Data information: Scale bars in A, E, and F, 100 μm, and in B and C, 50 μm.

Figure EV5. P‐IκBα is lost in damaged areas, where NF‐κB pathway is active, and accumulated in regenerating crypts

1. A

   IHC analysis of P‐IκBα (S36) in the colonic tissue of control and DSS‐treated mice including acute damaged (AD) areas and recovery (R) areas.

2. B

   IF analysis of the NF‐κB subunits p65/RelA and c‐Rel in areas of acute damage and recovery. Asterisks indicate the presence of nuclear p65 in acute damage areas adjacent to the recovery region. The pictures show acute damaged (AD) areas and recovery (R) areas.

3. C, D

   Graph indicating the reduced weight (A) and representative image of the skin defects (see arrowhead) (D) observed in the 2‐month‐old IκBα KO mice. Bars represent mean values ± standard error of the mean (s.e.m.).

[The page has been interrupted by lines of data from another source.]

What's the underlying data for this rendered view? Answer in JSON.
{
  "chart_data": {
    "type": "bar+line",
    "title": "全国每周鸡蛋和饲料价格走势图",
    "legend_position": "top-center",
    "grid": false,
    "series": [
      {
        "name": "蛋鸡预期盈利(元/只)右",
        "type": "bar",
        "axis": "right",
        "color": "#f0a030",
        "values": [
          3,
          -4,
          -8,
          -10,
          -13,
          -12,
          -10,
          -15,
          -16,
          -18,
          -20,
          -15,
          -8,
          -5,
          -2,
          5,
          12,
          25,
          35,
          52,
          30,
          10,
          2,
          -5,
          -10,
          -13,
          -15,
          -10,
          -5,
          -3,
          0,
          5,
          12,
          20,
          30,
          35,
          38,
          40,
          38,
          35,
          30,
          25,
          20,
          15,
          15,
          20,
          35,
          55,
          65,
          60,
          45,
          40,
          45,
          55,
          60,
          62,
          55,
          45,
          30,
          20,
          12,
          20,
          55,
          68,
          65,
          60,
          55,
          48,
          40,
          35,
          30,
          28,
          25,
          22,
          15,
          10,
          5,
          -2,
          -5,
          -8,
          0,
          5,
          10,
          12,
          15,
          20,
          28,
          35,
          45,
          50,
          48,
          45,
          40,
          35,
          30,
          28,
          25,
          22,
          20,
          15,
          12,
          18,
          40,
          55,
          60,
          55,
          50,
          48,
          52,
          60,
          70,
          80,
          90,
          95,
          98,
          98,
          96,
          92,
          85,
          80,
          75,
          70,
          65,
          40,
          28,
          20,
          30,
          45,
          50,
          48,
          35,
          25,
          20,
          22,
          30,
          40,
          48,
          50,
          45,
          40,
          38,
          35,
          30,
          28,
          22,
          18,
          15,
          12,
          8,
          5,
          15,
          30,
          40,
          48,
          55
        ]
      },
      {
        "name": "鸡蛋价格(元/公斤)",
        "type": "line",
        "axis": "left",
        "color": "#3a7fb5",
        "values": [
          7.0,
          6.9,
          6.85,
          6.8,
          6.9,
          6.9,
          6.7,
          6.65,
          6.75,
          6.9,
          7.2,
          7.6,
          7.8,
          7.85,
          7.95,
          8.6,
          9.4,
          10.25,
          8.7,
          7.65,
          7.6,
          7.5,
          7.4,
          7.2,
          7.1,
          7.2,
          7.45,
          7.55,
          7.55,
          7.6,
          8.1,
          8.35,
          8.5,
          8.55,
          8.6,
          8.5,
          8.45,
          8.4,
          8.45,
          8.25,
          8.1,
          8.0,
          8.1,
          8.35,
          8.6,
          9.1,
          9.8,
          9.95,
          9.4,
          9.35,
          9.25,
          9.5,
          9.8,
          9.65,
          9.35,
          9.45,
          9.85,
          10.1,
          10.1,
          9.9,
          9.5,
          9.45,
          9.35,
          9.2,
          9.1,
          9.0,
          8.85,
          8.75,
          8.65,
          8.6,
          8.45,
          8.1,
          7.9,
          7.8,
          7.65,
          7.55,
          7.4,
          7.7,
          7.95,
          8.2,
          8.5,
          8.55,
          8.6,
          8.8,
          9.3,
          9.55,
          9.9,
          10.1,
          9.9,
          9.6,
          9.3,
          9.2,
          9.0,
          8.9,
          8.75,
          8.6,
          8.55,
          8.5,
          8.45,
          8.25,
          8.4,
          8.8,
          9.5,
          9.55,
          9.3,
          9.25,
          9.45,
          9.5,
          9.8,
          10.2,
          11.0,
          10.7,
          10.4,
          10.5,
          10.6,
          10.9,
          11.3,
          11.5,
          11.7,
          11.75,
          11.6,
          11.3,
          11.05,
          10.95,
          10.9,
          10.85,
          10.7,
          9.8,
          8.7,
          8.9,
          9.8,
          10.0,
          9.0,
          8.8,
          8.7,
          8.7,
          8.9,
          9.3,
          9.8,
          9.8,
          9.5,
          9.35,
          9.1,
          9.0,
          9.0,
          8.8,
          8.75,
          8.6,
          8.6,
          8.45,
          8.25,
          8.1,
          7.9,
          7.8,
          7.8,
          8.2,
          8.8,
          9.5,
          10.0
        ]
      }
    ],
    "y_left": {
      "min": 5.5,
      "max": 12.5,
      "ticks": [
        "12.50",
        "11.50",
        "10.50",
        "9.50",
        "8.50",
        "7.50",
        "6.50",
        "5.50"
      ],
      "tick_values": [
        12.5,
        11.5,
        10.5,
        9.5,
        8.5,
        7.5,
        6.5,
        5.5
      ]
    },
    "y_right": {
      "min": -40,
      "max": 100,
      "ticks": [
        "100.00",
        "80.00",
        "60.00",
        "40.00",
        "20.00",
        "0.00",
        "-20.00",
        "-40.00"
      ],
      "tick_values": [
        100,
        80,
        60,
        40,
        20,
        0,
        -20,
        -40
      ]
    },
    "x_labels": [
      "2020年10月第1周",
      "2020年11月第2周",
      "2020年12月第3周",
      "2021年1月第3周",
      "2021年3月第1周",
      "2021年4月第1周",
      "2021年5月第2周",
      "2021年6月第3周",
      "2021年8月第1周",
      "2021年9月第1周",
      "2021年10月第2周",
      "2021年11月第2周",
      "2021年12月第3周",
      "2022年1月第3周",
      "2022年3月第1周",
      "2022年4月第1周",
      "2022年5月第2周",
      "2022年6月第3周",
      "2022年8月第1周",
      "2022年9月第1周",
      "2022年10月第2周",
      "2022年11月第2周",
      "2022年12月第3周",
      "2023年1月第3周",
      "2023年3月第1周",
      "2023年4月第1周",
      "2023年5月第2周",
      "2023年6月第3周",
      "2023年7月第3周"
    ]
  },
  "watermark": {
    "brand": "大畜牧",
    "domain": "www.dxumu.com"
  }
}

Data information: Scale bars, in A and B, 50 μm.

Figure 8. Model for IκBα contribution to ISC development and regeneration

In brief, nuclear IκBα is required for the PRC2‐mediated timely repression of fetal ISC genes during development and activation of adult ISC genes. In the absence of IκBα, expression of fetal ISC genes is sustained after birth resulting in defective ISC maturation (upper panel). During regeneration (lower panel), specific signals such as IFN impose a temporary fetal ISC phenotype that is required for subsequent tissue regeneration 24, 25. Next, nuclear IκBα massively accumulates at regeneration areas to repress fetal ISC gene expression thus facilitating ISC maturation and tissue repair. Paradoxically, IκBα KO mice do not show evidence of colonic ulceration after DSS treatment suggesting that fetal‐like ISC (imposed by IκBα deficiency) is intrinsically resistant to injury.